Lessons 14 and 15 were produced over the winter of 2009 so I have grouped them together here.  Both of these DVDs can be watched out at any point in the DVD lesson series.
 
Lesson 14: The Poisoned Cue  Presented by Dr. Jesús Rosales-Ruiz from the University of North Texas.  2 Hours 40 minutes
This is an unusual departure for this DVD series, but I thought the poisoned cue lecture that Jesús presents was so important that I wanted people to have access to it. In December of 2008 I visited the University of North Texas and recorded a special presentation of the lecture.  Because we weren’t locked into a conference schedule we had plenty of time to expand on the lecture he has presented at the Clicker Expo.
 
Lesson 15: Microriding    2 discs 4 hours DVD
Microriding expands on the Microshaping DVD.  It’s a great lesson for building inner core awareness in riders of any discipline.
 
Unit Six
 
These two DVDs continue to build on the riding series.  They are related lessons.
 
Lesson 16: Whoa! Stop! Finding Your Horse’s Brakes  2 hours DVD
Whoa! Stop! is a basic safety lesson.  It’s an important lesson.  Every rider should understand how a good stop is built.  This lesson serves as a stepping stone lesson to prepare you for Lesson 17: Hip-Shoulder-Shoulder.
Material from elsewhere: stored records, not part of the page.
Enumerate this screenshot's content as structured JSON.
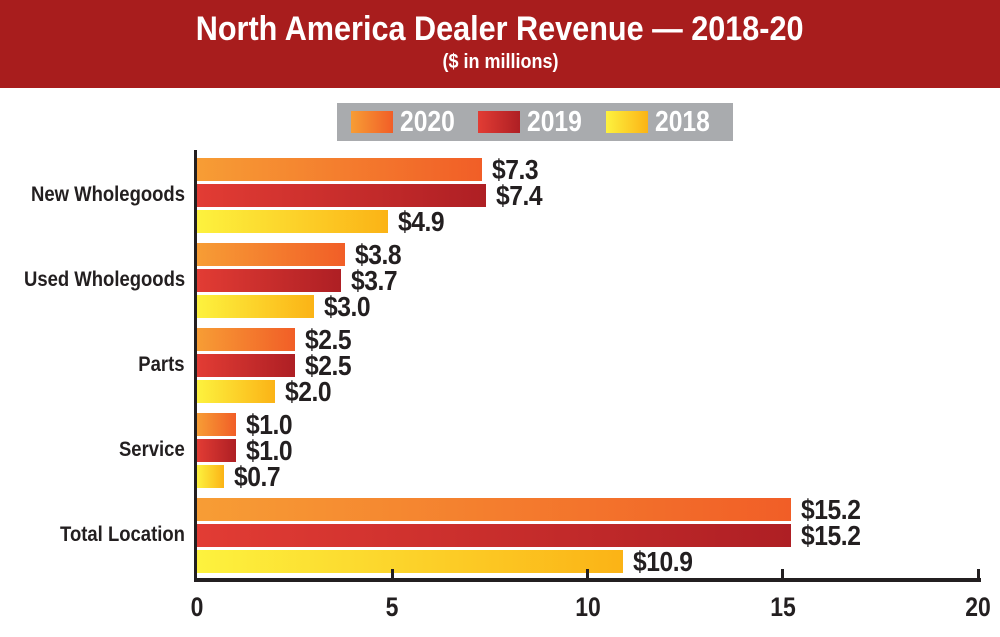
{
  "chart_data": {
    "type": "bar",
    "orientation": "horizontal-grouped",
    "title": "North America Dealer Revenue — 2018-20",
    "subtitle": "($ in millions)",
    "categories": [
      "New Wholegoods",
      "Used Wholegoods",
      "Parts",
      "Service",
      "Total Location"
    ],
    "series": [
      {
        "name": "2020",
        "values": [
          7.3,
          3.8,
          2.5,
          1.0,
          15.2
        ],
        "labels": [
          "$7.3",
          "$3.8",
          "$2.5",
          "$1.0",
          "$15.2"
        ],
        "gradient": [
          "#F79D35",
          "#F15E27"
        ]
      },
      {
        "name": "2019",
        "values": [
          7.4,
          3.7,
          2.5,
          1.0,
          15.2
        ],
        "labels": [
          "$7.4",
          "$3.7",
          "$2.5",
          "$1.0",
          "$15.2"
        ],
        "gradient": [
          "#E23C34",
          "#AE1F24"
        ]
      },
      {
        "name": "2018",
        "values": [
          4.9,
          3.0,
          2.0,
          0.7,
          10.9
        ],
        "labels": [
          "$4.9",
          "$3.0",
          "$2.0",
          "$0.7",
          "$10.9"
        ],
        "gradient": [
          "#FDF23E",
          "#FBB316"
        ]
      }
    ],
    "x_ticks": [
      "0",
      "5",
      "10",
      "15",
      "20"
    ],
    "xlim": [
      0,
      20
    ],
    "grid": false,
    "legend_position": "top-center"
  },
  "colors": {
    "banner_bg": "#A81D1D",
    "banner_text": "#FFFFFF",
    "legend_bg": "#A9ABAE",
    "legend_text": "#FFFFFF",
    "axis": "#231F20",
    "label_text": "#231F20",
    "background": "#FFFFFF"
  }
}
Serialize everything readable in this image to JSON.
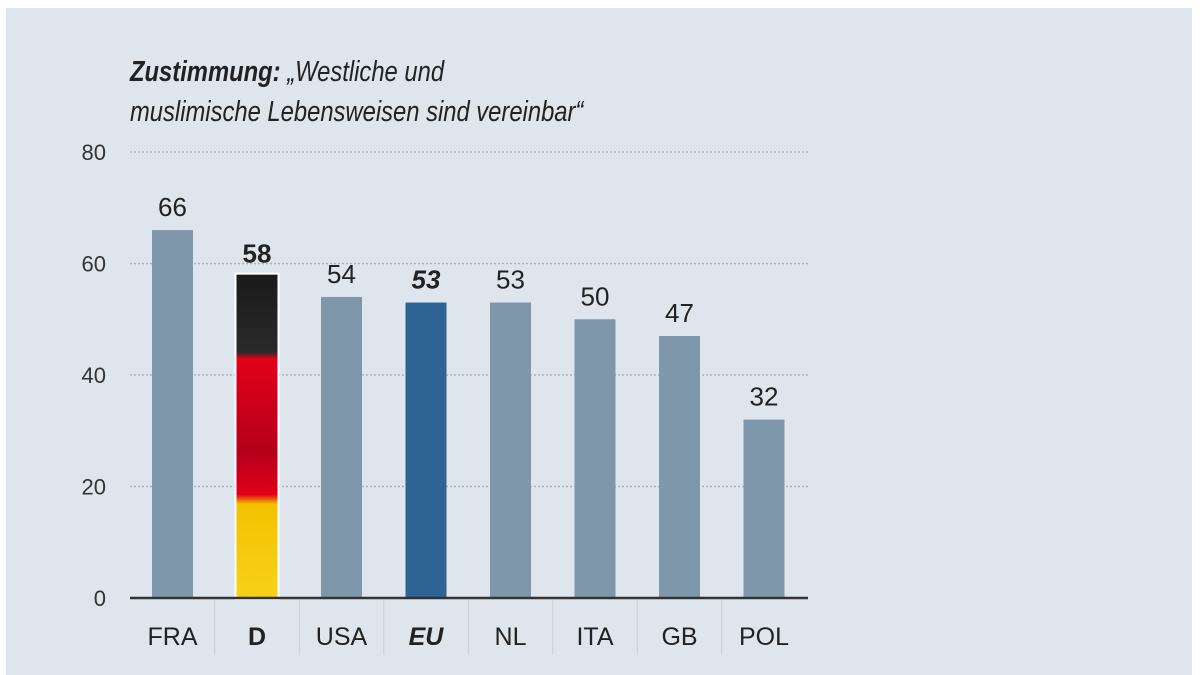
{
  "chart_data": {
    "type": "bar",
    "title_bold": "Zustimmung:",
    "title_line1": "„Westliche und",
    "title_line2": "muslimische Lebensweisen sind vereinbar“",
    "categories": [
      "FRA",
      "D",
      "USA",
      "EU",
      "NL",
      "ITA",
      "GB",
      "POL"
    ],
    "values": [
      66,
      58,
      54,
      53,
      53,
      50,
      47,
      32
    ],
    "highlight": {
      "D": "german-flag",
      "EU": "#2e6495"
    },
    "bold_labels": [
      "D",
      "EU"
    ],
    "italic_labels": [
      "EU"
    ],
    "ylim": [
      0,
      80
    ],
    "yticks": [
      "0",
      "20",
      "40",
      "60",
      "80"
    ],
    "grid": true,
    "xlabel": "",
    "ylabel": "",
    "colors": {
      "bar": "#7f97aa",
      "eu": "#2e6495",
      "background": "#dfe5ec"
    }
  }
}
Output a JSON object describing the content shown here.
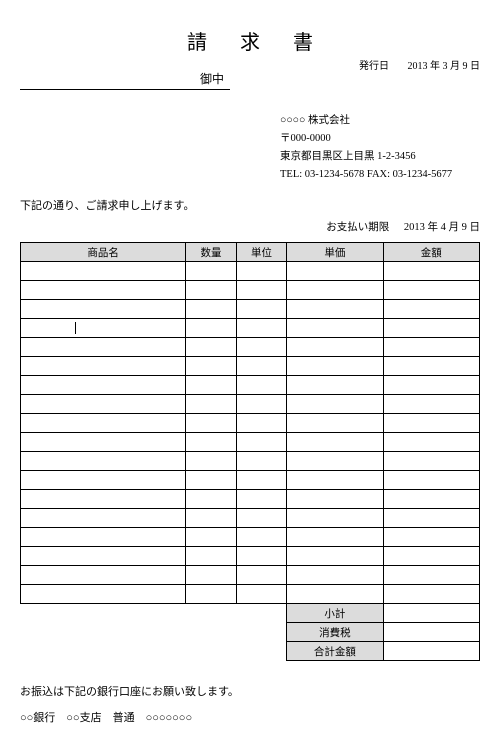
{
  "document": {
    "title": "請 求 書",
    "issue_label": "発行日",
    "issue_date": "2013 年 3 月 9 日",
    "recipient_suffix": "御中",
    "company": {
      "name": "○○○○ 株式会社",
      "postal": "〒000-0000",
      "address": "東京都目黒区上目黒 1-2-3456",
      "contact": "TEL: 03-1234-5678  FAX: 03-1234-5677"
    },
    "intro": "下記の通り、ご請求申し上げます。",
    "due_label": "お支払い期限",
    "due_date": "2013 年 4 月 9 日",
    "table": {
      "headers": {
        "name": "商品名",
        "qty": "数量",
        "unit": "単位",
        "price": "単価",
        "amount": "金額"
      },
      "body_row_count": 18,
      "cursor_row_index": 3,
      "summary": {
        "subtotal_label": "小計",
        "tax_label": "消費税",
        "total_label": "合計金額",
        "subtotal_value": "",
        "tax_value": "",
        "total_value": ""
      },
      "header_bg": "#dcdcdc",
      "border_color": "#000000"
    },
    "bank_note": "お振込は下記の銀行口座にお願い致します。",
    "bank_line": "○○銀行　○○支店　普通　○○○○○○○"
  }
}
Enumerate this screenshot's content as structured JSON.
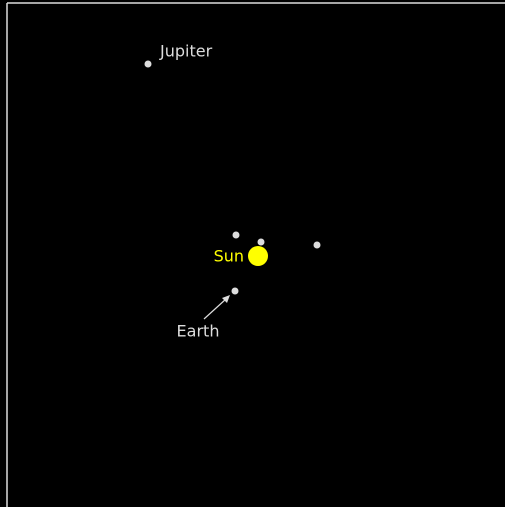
{
  "bodies": [
    {
      "label": "Jupiter"
    },
    {
      "label": "Sun"
    },
    {
      "label": "Earth"
    }
  ]
}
Lesson 17: Hip-Shoulder-Shoulder  2 discs  4 hours DVD
Hip-Shoulder-Shoulder is a very layered DVD. As you work your horse, you will want to revisit this DVD many times.  As you and your horse progress with the clicker training, you will be ready to peel more “layers of the onion”.  You’ll see things in the exercise that you didn’t notice before.  And you will be ready to apply it to increasingly subtle and sophisticated aspects of your training.  It begins as many of these lessons do as a basic safety tool, and then it evolves into a major tool for developing your horse’s beautiful gaits.
 
Unit 7
 
Lesson 18: Loopy Training    3 Discs 5 hours 40 minutes DVD
I could have divided this single title up into three separate DVDs, but the lessons and concepts which are covered in this DVD belong together as a group so I decided to put everything into a single three disc DVD title.
 
This is a long DVD. Think of it as though you were going off to a weekend conference.  But instead of sitting in an uncomfortable chair in a large lecture hall, you get to watch the presentations in the comfort of your own house.
 
This is also a hard DVD to categorize.  On the one hand the basic concept of loopy training makes a great starting point for exploring clicker training.  The foundation lessons are best taught as loops.  So if you are new to clicker training the Loopy Training DVD actually makes a good starting point.  But many of the concepts and some of the later exercises may feel a bit overwhelming to someone starting out.  If you are a beginner, my recommendation would be to get this DVD. Watch the first part, then go back to the beginning of the series and work your way systematically through the lessons.  Periodically rewatch the Loopy Training DVD.  Each time you do, you’ll find that the later sections make more and more sense to you and you are ready to apply the concepts to your training.
 
If you’ve already been working your way through the DVD lesson series, you’ll find that this DVD does many things for you.  It gives you a great review of basics.  And it will show you how to make your training much more structured and systematic.  You’ll understand more about the power of cues and how to chain of behaviors together.  This DVD will move your understanding of clicker training to anew level.